When it comes to finding the right job, remember “there’s a lid for every pot” as Carolyn, a recruiter for our Design team, shared. When receiving the news that the company is moving forward with other candidates, you should remember that there are many factors that go into these decisions and your recruiter or the hiring manager may know something about the role that you don’t. Carolyn explains “a job description cannot capture all of the facets of a role or the person it requires. It is our best attempt to describe the position and company, but can’t always explain the experience, company, culture, or other factors that make someone a great fit.” You’re going to find the right opportunity. It just might not be the one you’re expecting.

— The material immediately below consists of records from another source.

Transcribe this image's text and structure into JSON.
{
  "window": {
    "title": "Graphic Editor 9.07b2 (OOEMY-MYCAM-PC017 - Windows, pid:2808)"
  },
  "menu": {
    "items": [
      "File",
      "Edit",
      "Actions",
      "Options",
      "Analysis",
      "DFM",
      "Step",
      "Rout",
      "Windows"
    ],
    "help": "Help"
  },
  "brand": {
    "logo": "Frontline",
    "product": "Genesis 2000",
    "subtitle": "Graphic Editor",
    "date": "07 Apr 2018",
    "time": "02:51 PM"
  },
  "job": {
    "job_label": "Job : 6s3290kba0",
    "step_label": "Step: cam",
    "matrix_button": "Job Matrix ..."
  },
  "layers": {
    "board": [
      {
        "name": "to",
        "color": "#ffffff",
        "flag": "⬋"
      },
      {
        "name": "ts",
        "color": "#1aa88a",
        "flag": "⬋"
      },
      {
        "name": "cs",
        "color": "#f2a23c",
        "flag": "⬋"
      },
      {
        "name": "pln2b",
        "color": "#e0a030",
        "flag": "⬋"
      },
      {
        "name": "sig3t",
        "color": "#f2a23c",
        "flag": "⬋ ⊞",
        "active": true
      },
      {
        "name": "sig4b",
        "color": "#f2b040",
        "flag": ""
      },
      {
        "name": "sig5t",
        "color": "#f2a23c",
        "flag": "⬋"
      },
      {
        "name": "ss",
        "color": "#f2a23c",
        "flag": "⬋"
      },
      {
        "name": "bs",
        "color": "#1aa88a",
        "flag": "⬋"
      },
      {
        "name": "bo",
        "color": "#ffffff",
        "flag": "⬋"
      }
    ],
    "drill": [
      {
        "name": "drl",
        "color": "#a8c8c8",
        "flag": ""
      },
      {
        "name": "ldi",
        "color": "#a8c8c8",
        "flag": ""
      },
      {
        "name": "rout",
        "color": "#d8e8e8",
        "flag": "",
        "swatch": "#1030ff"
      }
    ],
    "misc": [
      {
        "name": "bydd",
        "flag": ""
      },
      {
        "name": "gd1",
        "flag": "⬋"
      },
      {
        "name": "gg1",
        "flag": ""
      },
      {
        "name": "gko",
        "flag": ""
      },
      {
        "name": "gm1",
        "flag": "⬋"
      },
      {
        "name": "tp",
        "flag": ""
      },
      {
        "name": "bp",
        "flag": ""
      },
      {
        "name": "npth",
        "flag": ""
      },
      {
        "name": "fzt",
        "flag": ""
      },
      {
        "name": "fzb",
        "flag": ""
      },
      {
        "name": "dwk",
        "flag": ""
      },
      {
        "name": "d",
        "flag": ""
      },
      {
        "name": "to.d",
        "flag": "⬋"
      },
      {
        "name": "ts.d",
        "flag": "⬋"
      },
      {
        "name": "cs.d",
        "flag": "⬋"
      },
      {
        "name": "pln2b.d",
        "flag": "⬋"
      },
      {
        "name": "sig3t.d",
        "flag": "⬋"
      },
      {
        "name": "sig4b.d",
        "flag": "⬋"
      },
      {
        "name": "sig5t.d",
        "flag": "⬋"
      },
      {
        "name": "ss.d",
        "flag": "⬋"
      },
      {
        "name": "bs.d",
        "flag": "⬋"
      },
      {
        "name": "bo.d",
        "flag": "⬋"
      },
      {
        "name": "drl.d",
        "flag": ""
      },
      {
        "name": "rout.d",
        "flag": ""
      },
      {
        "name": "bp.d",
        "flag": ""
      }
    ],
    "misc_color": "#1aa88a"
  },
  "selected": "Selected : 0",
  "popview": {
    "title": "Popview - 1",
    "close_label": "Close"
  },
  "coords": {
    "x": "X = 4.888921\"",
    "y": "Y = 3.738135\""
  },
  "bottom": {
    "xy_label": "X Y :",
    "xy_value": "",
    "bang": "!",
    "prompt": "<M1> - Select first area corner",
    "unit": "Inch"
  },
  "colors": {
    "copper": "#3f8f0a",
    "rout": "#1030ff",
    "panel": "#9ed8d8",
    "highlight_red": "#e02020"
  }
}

Also, consider having a variety of options, rather than focusing all of your attention on one role. If you’ve been through the college admissions process, you’ll know that counselors caution against applying to just one school. Rather than put yourself in a bind later on if you don’t receive an acceptance letter, you cast a wide net and give yourself a variety of options by applying to multiple schools. In your job search, you should consider applying across different lines of business or industries and also applying for different jobs that fit your previous experience. In the best case scenario, you’ll get to the final stage of multiple interview processes and be able to choose the offer that best suits your needs and career goals.
Keeping a positive mindset while job searching
Angelique, leader of the mental health collective, Gray Matters, within the Capabilities Business Resource Group, shared a simple but powerful reminder. If you’re feeling defeated or rejected after receiving an unfavorable decision, ask yourself a few simple questions. “Did you do everything that you could? Did you do the best you could do to show your skills and knowledge for the role? If the answer is yes, then you have to accept that it just wasn’t the right position for you and you may not know the whole story,” suggests Angelique. Assess whether or not you put your best foot forward, identify what you’d do differently next time, and put the past behind you so you can move forward.
Angelique also cautions that before even starting your job search, you’ll want to shift your focus into a positive mindset. The job you hold and your position in the working world aren’t the sole indicators of your value. Remind yourself that your job is something you are good at but it doesn’t define you. As such, not receiving a response or landing an interview does not make you less of a person. You have so many other positive attributes, so try not to let your professional life define your mood or feelings outside of the work day. Keep the focus on things you are good at or that bring you joy. If you are disappointed during your job search, allow yourself time to process and shift your attention to something that brings you happiness, like a walk or time with loved ones.
Coming out of a strong interview, it’s easy to imagine your first day on the job and the impact you could make in the role. But if you can avoid thinking that you’ve landed a new job early in the process, you can save yourself from the chance of disappointment later. Daniel, a software engineer, shares that when he was job searching, he would frequently tell his brother about all of the exciting interviews he had coming up with notable companies. And his brother would lovingly, but cautiously, inquire “do you have a job offer yet?” When Daniel replied no, his brother would remind him “then you don’t need to get excited about landing the job just yet, take it one step at a time.” Prepare to analyze how well you will fit the company culture and how the company values align with yours, but don’t get caught up in the mindset that you’ll be working there for sure, until you actually have a job offer.
As you go through your job search, maintaining a positive outlook will help you remain confident and engaged. Aided by these tips, you can take a proactive and positive approach to finding your next exciting opportunity. In the end, your hard work will hopefully pay off with a new position and the satisfaction of a job well done in your search.